Home - abergeron/compyte GitHub Wiki

Goal of compyte

Make a common GPU ndarray(matrix/tensor or n dimensions) that can be reused by all projects.

Mailing list

Development/user mailing list: http://lists.tiker.net/listinfo/gpundarray
Announce mailing list(low volume): http://lists.tiker.net/listinfo/gpundarray-announce

Comparison of existing implementation

Branch

The current development that include a real C back-end and full support for OpenCL is in this branch: https://github.com/abergeron/compyte/tree/reorg

Motivation

Currently there are at least 6 different gpu arrays in python
- CudaNdarray(Theano), GPUArray(pycuda), CUDAMatrix(cudamat), GPUArray(pyopencl), Clyther, Copperhead, ...
- There are even more if we include other languages.
They are incompatible
- None have the same properties and interface
All of them are a subset of numpy.ndarray on the gpu!

Lack of Standard Creates Problems:

Duplicates work
- GPU code is harder/slower to do correctly and fast than on the CPU/python
Harder to port/reuse code
Harder to find/distribute code
Divides development work

Pitfalls to Avoid

Start alone
- We need different people/groups to "adopt" the new GpuNdArray
Too simple - other projects won't adopt
Too general - other projects will implement "light" versions... and not adopt
- Having an easy way to convert/check conditions as numpy could alleviate this.

The preferred option is to have a general version with easy check/conversion to allow supporting only a subset!

Design Goals

Make it VERY similar to numpy.ndarray
- Easier to attract other people from python community
Have the base object in C to allow collaboration with more projects.
- We want people from C, C++, ruby, R, ... all use the same base Gpu ndarray.
Be compatible with CUDA and OpenCL

Current behavior not wanted

No CPU code generated from the python interface (for PyOpenCL and PyCUDA). Gpu code is OK.

Implementation plan

All of the basic C code is done. Currently working on elementwise functionality in prevision of a PyOpenCL/PyCUDA integration.

Sketch of the file structure and the reasoning behind it

This section will detail the file structure and give you a hint of what to expect if you intent on shipping a project integrating this code. Also this applies to the code in the reorg branch which will become the mainline soon.
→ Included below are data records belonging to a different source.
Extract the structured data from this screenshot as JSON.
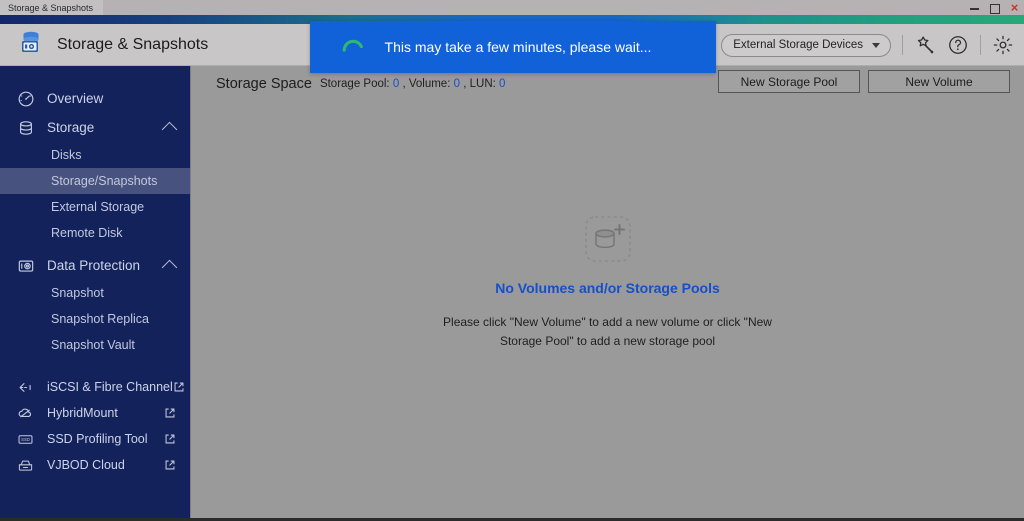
{
  "window": {
    "tab_title": "Storage & Snapshots",
    "controls": {
      "minimize": "minimize-window",
      "maximize": "maximize-window",
      "close": "×"
    }
  },
  "header": {
    "app_title": "Storage & Snapshots",
    "logo_icon": "storage-nas-icon",
    "external_storage_selector": {
      "label": "External Storage Devices",
      "caret_icon": "chevron-down-icon"
    },
    "icons": [
      {
        "name": "smart-search-icon",
        "label": "Smart Search"
      },
      {
        "name": "help-icon",
        "label": "Help"
      },
      {
        "name": "gear-icon",
        "label": "Settings"
      }
    ]
  },
  "sidebar": {
    "groups": [
      {
        "icon": "gauge-icon",
        "label": "Overview",
        "expandable": false,
        "children": []
      },
      {
        "icon": "database-icon",
        "label": "Storage",
        "expandable": true,
        "expanded": true,
        "children": [
          {
            "label": "Disks",
            "selected": false
          },
          {
            "label": "Storage/Snapshots",
            "selected": true
          },
          {
            "label": "External Storage",
            "selected": false
          },
          {
            "label": "Remote Disk",
            "selected": false
          }
        ]
      },
      {
        "icon": "camera-snapshot-icon",
        "label": "Data Protection",
        "expandable": true,
        "expanded": true,
        "children": [
          {
            "label": "Snapshot",
            "selected": false
          },
          {
            "label": "Snapshot Replica",
            "selected": false
          },
          {
            "label": "Snapshot Vault",
            "selected": false
          }
        ]
      }
    ],
    "external_links": [
      {
        "icon": "iscsi-icon",
        "label": "iSCSI & Fibre Channel"
      },
      {
        "icon": "hybridmount-icon",
        "label": "HybridMount"
      },
      {
        "icon": "ssd-icon",
        "label": "SSD Profiling Tool"
      },
      {
        "icon": "vjbod-icon",
        "label": "VJBOD Cloud"
      }
    ]
  },
  "content": {
    "space_title": "Storage Space",
    "counts": {
      "storage_pool_label": "Storage Pool:",
      "storage_pool_value": "0",
      "sep1": ",",
      "volume_label": "Volume:",
      "volume_value": "0",
      "sep2": ",",
      "lun_label": "LUN:",
      "lun_value": "0"
    },
    "buttons": {
      "new_storage_pool": "New Storage Pool",
      "new_volume": "New Volume"
    },
    "empty_state": {
      "icon": "add-storage-pool-icon",
      "title": "No Volumes and/or Storage Pools",
      "description": "Please click \"New Volume\" to add a new volume or click \"New Storage Pool\" to add a new storage pool"
    }
  },
  "toast": {
    "message": "This may take a few minutes, please wait...",
    "spinner_icon": "loading-spinner-icon"
  },
  "colors": {
    "accent_blue": "#1161d8",
    "link_blue": "#1550c8",
    "sidebar_navy": "#14225c",
    "sidebar_selected": "#47537e",
    "content_gray": "#9a9a9a",
    "header_gray": "#c9c6c8",
    "spinner_green": "#27a87a"
  }
}
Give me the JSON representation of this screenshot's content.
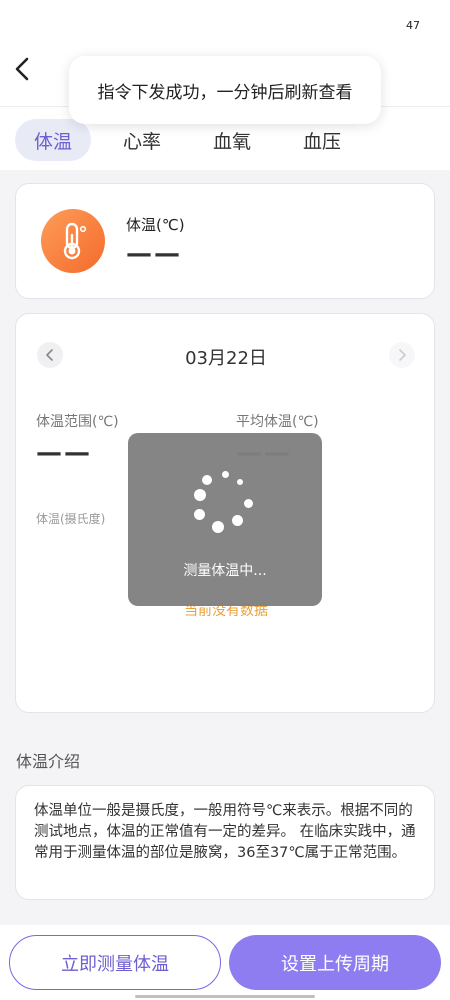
{
  "status": {
    "badge": "47"
  },
  "toast": {
    "message": "指令下发成功，一分钟后刷新查看"
  },
  "tabs": [
    {
      "label": "体温",
      "active": true
    },
    {
      "label": "心率",
      "active": false
    },
    {
      "label": "血氧",
      "active": false
    },
    {
      "label": "血压",
      "active": false
    }
  ],
  "summary": {
    "label": "体温(℃)",
    "value": "——",
    "icon": "thermometer-icon"
  },
  "detail": {
    "date": "03月22日",
    "range_label": "体温范围(℃)",
    "range_value": "——",
    "avg_label": "平均体温(℃)",
    "avg_value": "——",
    "unit_label": "体温(摄氏度)",
    "no_data": "当前没有数据"
  },
  "loading": {
    "text": "测量体温中..."
  },
  "intro": {
    "title": "体温介绍",
    "text": "体温单位一般是摄氏度，一般用符号℃来表示。根据不同的测试地点，体温的正常值有一定的差异。 在临床实践中，通常用于测量体温的部位是腋窝，36至37℃属于正常范围。"
  },
  "actions": {
    "measure_label": "立即测量体温",
    "period_label": "设置上传周期"
  },
  "colors": {
    "accent": "#8d7df0",
    "accent_text": "#6d5fd0",
    "thermo_orange": "#f36b2a",
    "no_data": "#e8a23a"
  }
}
It is located here: http://github.com/abergeron/compyte/tree/reorg

Some of these files are not in the repository yet, which means that this functionality is being worked on.

The main files are:

ndarray/compyte_buffer.h:
- Defines the base compyte_buffer object
- Also defines the structure for GpuArray and GpuKernel
ndarray/compyte_buffer_cuda.c:
- Implements the CUDA version of the compyte_buffer API
ndarray/compyte_buffer_opencl.c:
- Implements the OpenCL version of the compyte_buffer API
ndarray/pygpu_ndarray.pyx
- Define a Cython wrapper that exposes the GpuArray object and a couple of function to mimic the interface of numpy.ndarray
elemwise.py:
- Support running arbitrary elementwise kernels on GpuArray of arbitrary memory layout (python-only).

These files serve as support for the functionality above:

ndarray/compyte_types.{c,h}:
- generated by ndarray/gen_types.py
- serve as a type table for operations that need to know some information about types involved
ndarray/compyte_util.{c,h}:
- some generally useful functions that don't really fit anywhere else.
ndarray/setup.py:
- Builds the python module implemented in pygpu_ndarray.pyx along with all the supporting code

These files serve for portability (mainly to support windows):

ndarray/compyte_compat.h
ndarray/compyte_mkstemp.c
ndarray/compyte_strl.c
ndarray/wincompat/*

Some tests for the python interface (that also test the underlying C code):

ndarray/test_gpu_ndarray.py (test basic functionality: init, copy, indexing, ...)
tests/test_elemwise.py (test that the numpy-like elemwise operations on array work correctly)

Some gotchas and differences from numpy

We have the updateifcopy flag as numpy, but it is always False and we expect it is False.
Buffer offsets (like what is generated when you do a[1:3]), are only partially supported under OpenCL 1.0. You cannot run kernels on them without copying them beforehand.